Último Jogo de Serra

04/10/2018 + 3 Comentários
BICAMPEÃO EUROPEU INJUSTAMENTE ESQUECIDO. SE HÁ UM FUTEBOLISTA AZARADO SERRA É O EXEMPLO DISSO.


Há precisamente 56 anos, em 4 de Outubro de 1962 (clicar para o jornal «Diário de Lisboa»), fez o último jogo com o "Manto Sagrado". 




Deixou o Benfica no final de 1962/63. Vítima de lesões penou no final da carreira. Defesa-direito titularíssimo, não jogou a final da «Primeira», em 31 de Maio de 1961, por se ter lesionado frente ao FC Porto, em 30 de Abril de 1961. Morreu assassinado num café do Cacém. O Cacém o viu nascer e o viu morrer. Foi no Cacém que começou e findou a jogar Futebol. Foi no "Glorioso" que atingiu a imortalidade. Que nunca será esquecido.


Manuel Francisco Serra
Nasceu em 6 de Novembro de 1935, na cidade de Lisboa, em São Sebastião da Pedreira. Iniciou-se no futebol pelo clube da localidade onde vivia desde um ano de idade com uma avó, Atlético Clube do Cacém, filial do Atlético CP jogando depois no COL/Oriental. Ainda muito jovem, aos 18 anos, ingressou no “Glorioso”, para jogar na categoria júnior, em 1954/55. Estreou-se em 25 de Outubro de 1954, como defesa-central, num encontro do campeonato distrital de Lisboa, com o Atlético CP, no nosso estádio do Campo Grande. No final desta 1.ª temporada (1954/55) consagrou-se com um duplo triunfo: campeão distrital e nacional em juniores. Na época seguinte dividiu a temporada entre jogos numa categoria intermédia – Aspirantes – criada para permitir mais um ano de formação como futebolista e a Reserva, respectivamente com 17 e seis jogos. E foi na categoria de reserva que iniciou a 3.ª época no Clube, continuando como defesa-central. Finalmente, após 66 jogos em equipas – Juniores, Aspirantes e Reserva - do Clube, chegou à equipa principal.


Finalmente no topo
Em 17 de Fevereiro de 1957 jogou como médio-esquerdo, no estádio da Tapadinha, propriedade do Atlético CP, num encontro particular com o CF “Os Belenenses”. Até final de 1956/57, alternaria jogos na reserva e na honra, respectivamente seis e 24, actuando sempre a defesa-central.

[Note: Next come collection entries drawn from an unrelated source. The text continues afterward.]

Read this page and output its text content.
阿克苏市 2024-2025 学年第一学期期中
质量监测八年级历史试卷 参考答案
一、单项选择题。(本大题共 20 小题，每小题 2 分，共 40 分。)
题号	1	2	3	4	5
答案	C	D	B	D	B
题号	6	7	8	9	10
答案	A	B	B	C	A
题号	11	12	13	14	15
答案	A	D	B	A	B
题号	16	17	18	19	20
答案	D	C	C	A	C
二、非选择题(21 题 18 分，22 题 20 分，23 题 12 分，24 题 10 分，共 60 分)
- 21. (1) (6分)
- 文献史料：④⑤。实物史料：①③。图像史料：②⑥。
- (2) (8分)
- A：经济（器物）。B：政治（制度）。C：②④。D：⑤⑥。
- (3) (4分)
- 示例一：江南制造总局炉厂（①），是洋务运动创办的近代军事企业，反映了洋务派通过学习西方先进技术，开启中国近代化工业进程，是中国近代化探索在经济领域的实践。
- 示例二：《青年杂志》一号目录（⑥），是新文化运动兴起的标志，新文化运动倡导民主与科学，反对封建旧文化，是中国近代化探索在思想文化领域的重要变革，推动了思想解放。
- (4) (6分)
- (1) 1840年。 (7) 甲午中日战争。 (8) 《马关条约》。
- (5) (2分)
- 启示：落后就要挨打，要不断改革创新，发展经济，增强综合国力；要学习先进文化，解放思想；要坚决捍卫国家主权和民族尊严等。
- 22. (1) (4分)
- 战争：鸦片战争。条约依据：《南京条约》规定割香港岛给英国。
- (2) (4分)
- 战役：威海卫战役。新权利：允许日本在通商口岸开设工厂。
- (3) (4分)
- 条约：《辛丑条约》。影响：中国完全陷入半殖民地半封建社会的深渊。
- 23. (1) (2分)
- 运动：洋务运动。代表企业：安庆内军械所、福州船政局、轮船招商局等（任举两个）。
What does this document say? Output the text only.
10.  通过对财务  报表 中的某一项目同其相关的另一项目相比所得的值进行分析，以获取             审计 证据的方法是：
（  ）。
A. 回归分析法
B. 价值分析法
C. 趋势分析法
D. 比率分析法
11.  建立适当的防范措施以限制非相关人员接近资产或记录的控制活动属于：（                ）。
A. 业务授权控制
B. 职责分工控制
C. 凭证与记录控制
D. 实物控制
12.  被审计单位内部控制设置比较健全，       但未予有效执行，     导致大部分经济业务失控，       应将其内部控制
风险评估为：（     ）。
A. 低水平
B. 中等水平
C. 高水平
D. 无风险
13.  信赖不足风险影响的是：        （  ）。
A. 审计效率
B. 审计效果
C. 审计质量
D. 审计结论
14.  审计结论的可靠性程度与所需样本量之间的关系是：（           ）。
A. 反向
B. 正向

Foi nesta posição que conquistou o primeiro título, quando na final da Taça de Portugal, no estádio Nacional, o Benfica venceu por 3-1 o Sporting Clube da Covilhã.


Futebolista coragem
Foi um magnífico executante. Muito regular nas suas exibições, era ponderado e todos reconheciam que podiam contar sempre com ele. Sabia com seriedade, defender as cores que envergava. Um futebolista nobre, altivo e valente. Revelava em campo as características da sua personalidade. Nas duas épocas iniciais na equipa principal actuava como defesa-central, se bem que não fosse titular, a posição em que estava rotinado desde que se iniciara no futebol. No início de 1958/59 o treinador Otto Glória tendo já o habitual titular a defesa-central “em forma”, não retirou Serra da equipa, mas num “golpe de mestre e astúcia”, manteve-o no sector defensivo, mas colocou-o na direita! Magnífico no “corte” e na recuperação, sabia fazer incursões até próximo das defesas contrárias, sem perder a noção dos riscos em desguarnecer o sector recuado. Foi um precursor dos defesas-direitos, com características de laterais! Ganhou a titularidade e a nossa equipa um defesa-direito de grande categoria.


Titular indiscutível
Jogou no Benfica, ao mais alto nível, entre 1956/57 e 1962/63, mantendo-se titular a defesa-direito em três temporadas consecutivas de 1958/59 a 1960/61. Não foi feliz quanto às sempre arreliadoras lesões, mas mesmo assim, efectuou 36 jogos consecutivos pelo “Glorioso” num total de 3175 minutos. Entre 17 de Junho de 1959 e 13 de Março de 1960, ou seja durante nove meses, participou em todos os jogos do “Glorioso”. Uma série interrompida por uma operação ao menisco do joelho da perna esquerda.


Bicampeão Europeu
Foi no início da década de 60, que obteve os dois triunfos mais importantes da sua carreira de futebolista, a dupla conquista da Taça dos Clubes Campeões Europeus (TCCE), em 1960/61 e 1961/62. Mas nunca jogou qualquer das finais, ainda que no primeiro título fosse o titular indiscutível a defesa-direito. Isto porque entre as duas mãos das meias-finais lesionou-se gravemente, na penúltima jornada do campeonato nacional da I Divisão, quando no estádio das Antas, com o FC Porto fracturou a clavícula esquerda aos oito minutos do encontro, abandonando o campo, ficando o Benfica reduzido a dez jogadores até final do jogo, quando ainda faltavam 82 minutos para este terminar. É que pelos regulamentos da competição, não eram permitidas substituições. Ocorreu no dia 30 de Abril de 1960 com a final da TCCE a realizar-se um mês depois, em 31 de Maio! Uma infelicidade que lhe retirou a possibilidade de figurar para sempre entre os onze finalistas. Foi homenageado pelos associados com duas medalhas de honra das assembleias gerais em 19 de Agosto de 1961 e 14 de Maio de 1962.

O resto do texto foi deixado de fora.